Even though this week is the Crimson’s first matchup with what Murphy called “one of the great historically black colleges,” many players on the team share personal connections to various HBCUs.
“Someone asked me, ‘as a historically black college, have any of your players had any parents or siblings [with connections]?’” Murphy said. “So I threw it out there, and I got six hits in 10 minutes.”
Murphy named juniors Justin Mitchell, Devin Darrington, B.J. Watson, Jordan Hill, and Isaiah Wingfield, along with sophomores Truman Jones, Khalil Thomas, and Jacob Sykes and first-year David Madzivanyika as players with personal connections to HBCUs.
Outside of these personal connections, the conditions are sure to feel a bit different from most non-conference matchups for Harvard.
“It’s going to be a great atmosphere,” Ogsbury said. “There are going to be a couple tailgates before the game, so I think we’re going to have a great environment and a great stadium feel this time. I really think it’s going to be a good one.”
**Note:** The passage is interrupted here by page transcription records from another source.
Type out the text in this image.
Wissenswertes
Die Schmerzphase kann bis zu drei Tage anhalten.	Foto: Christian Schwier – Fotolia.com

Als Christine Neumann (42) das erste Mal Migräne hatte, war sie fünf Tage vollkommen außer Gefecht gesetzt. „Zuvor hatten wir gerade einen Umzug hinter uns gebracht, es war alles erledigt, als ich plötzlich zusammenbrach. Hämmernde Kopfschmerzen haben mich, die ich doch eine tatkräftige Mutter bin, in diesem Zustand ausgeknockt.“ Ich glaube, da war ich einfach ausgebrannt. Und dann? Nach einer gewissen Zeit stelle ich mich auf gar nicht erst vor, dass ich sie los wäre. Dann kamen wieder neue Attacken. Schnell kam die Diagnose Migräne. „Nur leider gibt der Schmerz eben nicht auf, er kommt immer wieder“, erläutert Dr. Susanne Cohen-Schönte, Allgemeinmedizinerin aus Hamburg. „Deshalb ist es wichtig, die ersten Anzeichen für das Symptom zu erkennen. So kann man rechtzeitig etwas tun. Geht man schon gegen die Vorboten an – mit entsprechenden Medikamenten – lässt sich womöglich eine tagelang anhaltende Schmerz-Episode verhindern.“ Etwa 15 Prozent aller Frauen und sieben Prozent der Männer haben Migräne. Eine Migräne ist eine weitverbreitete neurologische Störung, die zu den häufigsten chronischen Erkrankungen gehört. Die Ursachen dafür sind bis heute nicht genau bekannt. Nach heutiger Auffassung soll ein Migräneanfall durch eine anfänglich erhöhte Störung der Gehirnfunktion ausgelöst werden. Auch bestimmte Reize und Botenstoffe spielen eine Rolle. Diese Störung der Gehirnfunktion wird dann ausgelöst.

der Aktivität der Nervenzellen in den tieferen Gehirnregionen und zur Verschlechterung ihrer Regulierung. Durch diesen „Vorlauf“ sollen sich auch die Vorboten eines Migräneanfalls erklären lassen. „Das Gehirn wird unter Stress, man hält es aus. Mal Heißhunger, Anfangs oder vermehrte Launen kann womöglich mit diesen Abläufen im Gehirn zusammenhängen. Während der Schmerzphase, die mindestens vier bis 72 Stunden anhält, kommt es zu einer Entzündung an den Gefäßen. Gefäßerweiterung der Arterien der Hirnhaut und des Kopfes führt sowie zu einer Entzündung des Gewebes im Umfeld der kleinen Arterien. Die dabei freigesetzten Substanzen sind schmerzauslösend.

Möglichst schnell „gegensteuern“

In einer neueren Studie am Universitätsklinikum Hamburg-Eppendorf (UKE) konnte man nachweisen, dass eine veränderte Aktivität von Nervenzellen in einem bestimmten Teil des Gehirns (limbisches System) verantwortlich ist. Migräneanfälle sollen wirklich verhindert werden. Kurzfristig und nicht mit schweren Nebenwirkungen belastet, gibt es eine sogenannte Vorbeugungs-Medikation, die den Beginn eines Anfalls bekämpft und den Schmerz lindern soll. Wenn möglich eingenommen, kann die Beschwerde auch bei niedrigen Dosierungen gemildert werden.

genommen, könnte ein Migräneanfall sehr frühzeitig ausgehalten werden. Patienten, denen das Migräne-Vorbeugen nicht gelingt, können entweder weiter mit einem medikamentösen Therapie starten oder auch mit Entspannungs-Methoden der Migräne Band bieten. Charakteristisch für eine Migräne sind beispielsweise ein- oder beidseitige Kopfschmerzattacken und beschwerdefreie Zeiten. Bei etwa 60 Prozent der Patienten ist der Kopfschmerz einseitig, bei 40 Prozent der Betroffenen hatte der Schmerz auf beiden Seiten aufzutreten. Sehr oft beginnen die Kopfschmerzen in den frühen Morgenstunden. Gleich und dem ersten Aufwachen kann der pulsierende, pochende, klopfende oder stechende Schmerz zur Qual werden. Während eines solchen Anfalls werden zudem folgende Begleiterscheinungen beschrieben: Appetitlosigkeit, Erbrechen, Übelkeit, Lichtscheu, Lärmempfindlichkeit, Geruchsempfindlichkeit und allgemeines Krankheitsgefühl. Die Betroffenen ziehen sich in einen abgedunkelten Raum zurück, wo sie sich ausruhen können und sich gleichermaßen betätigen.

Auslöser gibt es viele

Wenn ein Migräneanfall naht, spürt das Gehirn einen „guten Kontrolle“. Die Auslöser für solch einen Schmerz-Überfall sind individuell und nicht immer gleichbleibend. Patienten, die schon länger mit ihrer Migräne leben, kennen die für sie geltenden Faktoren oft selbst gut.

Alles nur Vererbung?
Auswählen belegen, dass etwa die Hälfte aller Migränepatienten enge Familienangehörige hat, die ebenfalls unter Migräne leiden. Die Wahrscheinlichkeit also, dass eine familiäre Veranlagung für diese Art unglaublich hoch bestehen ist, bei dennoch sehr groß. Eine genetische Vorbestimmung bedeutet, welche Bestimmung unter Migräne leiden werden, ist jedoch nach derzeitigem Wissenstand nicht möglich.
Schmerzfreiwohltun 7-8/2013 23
Howard will be sending buses of students up to Cambridge for a week full of events, tailgates, and football. The estimated influx of visiting fans is sure to add to the stadium atmosphere.
The Howard faithful will be hoping to witness a victory, as the Bison have lost four of their first five to open their season. Fans have likely had a particularly tough time, with Howard hosting only two of its opening six contests, two games that the team dropped to its opponents. While the Bison are travelling to Cambridge this season, the Crimson will head down to the nation’s capital next year before Howard returns to Harvard yet again in 2021.
While the Bison will be looking to turn things around, the Crimson will surely be hoping to capitalize on its momentum and build off of last week’s victory. In its 42-7 trouncing of conference opponent Brown under the Friday night lights, Harvard gained 520 yards of total offense, gaining 299 through the air and 221 on the ground. The Crimson was especially excellent in the high-pressure situations of the game, with the offense converting 69 percent of third downs and the defense stopping the Bears 73 percent of the time on the penultimate down. Still, Harvard remains focused on what is to come.
“Energy has been high, focus has been great, and playmakers have been making plays,” Ogsbury said. “We’ve had a good week of practice for us.”
Even so, energy has been high for the Crimson in all areas. This includes the support system off the field as well. With the Bison sending up its students and its band, Harvard seems to feel it will be able to respond with its recent momentum, even outside of the football roster.
“I feel like this atmosphere is going to be a great one,” Ogsbury said. “They’re bringing their band, we’ll have our band, and I think our band has actually stepped up a little bit this year.”
While the band has done its job so far this season, the Crimson will also be looking to also take care of business on the field against Howard, looking for its first non-conference victory of the season.